Des questions qui ne vont pas manquer cet été compte tenu du contexte économique et géopolitique : crise grecque, krach en Chine, conflit en Ukraine, etc. Un contexte qui suppose de surveiller de nombreux paramètres. «Il faut suivre l’évolution de la parité euro/dollar et celle des taux sur les souverains, indique Rémi Leservoisier. Les gérants doivent être présents pour discuter entre eux et prendre des décisions le cas échéant.» Les indicateurs américains doivent également être analysés.«Nous allons regarder attentivement les publications des résultats des entreprises américaines», relève Christophe Couturier. Ce suivi est d’autant plus important que la liquidité se réduit l’été. «Il y a moins de transactions l’été et donc moins de liquidité sur les marchés, rappelle Patricia Kaveh, responsable du développement pour la France, Monaco et Genève de Henderson.
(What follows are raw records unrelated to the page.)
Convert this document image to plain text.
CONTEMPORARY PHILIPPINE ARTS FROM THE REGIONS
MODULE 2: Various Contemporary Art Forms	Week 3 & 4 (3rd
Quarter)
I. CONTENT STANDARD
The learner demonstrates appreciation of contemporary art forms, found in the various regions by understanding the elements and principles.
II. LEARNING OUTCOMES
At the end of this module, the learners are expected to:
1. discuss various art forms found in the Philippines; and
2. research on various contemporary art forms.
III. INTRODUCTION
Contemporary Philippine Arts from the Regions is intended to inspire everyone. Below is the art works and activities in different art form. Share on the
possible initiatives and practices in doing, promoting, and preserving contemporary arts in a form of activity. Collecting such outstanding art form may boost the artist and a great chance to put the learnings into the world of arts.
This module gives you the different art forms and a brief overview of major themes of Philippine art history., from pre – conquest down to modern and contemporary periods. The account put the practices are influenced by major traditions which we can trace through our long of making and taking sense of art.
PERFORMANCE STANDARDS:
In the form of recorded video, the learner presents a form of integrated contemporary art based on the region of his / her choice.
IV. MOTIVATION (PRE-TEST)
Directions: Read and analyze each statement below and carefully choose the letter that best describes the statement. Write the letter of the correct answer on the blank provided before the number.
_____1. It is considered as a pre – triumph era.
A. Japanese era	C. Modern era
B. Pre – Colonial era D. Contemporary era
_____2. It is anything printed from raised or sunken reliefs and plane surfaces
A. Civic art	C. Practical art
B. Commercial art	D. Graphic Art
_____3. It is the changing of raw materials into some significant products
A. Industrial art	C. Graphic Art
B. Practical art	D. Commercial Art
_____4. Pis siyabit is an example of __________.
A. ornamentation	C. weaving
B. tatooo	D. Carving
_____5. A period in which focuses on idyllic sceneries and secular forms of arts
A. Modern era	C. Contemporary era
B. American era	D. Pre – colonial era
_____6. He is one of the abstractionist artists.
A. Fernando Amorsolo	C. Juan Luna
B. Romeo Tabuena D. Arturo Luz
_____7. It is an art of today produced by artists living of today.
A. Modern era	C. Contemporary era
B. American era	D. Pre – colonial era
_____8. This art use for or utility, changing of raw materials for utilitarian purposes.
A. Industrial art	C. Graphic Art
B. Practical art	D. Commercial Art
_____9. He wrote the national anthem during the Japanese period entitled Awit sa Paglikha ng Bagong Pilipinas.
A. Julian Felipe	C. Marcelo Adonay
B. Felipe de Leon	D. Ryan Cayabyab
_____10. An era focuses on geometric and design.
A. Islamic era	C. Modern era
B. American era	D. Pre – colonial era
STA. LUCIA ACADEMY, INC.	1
Les chocs prennent donc plus d’ampleur.» Une situation qui justifie d’assurer des permanences.

Pas de vacances pour les gérants britanniques

En France, si les gérants assurent maintenant des permanences, de très nombreux secteurs d’activité tournent encore au ralenti l’été, à la différence des pays anglo-saxons ou du Nord de l’Europe. «En Angleterre, il n’y a pas de trêve estivale : les gérants travaillent comme à l’accoutumée, contrairement à la France ou à d’autres pays européens francophones, comme la Suisse, Monaco ou encore les pays latins, qui font davantage une pause durant l’été, prévient Patricia Kaveh. L’Allemagne se situe quant à elle entre les deux puisque l’activité est aussi ralentie, mais moins qu’en France.»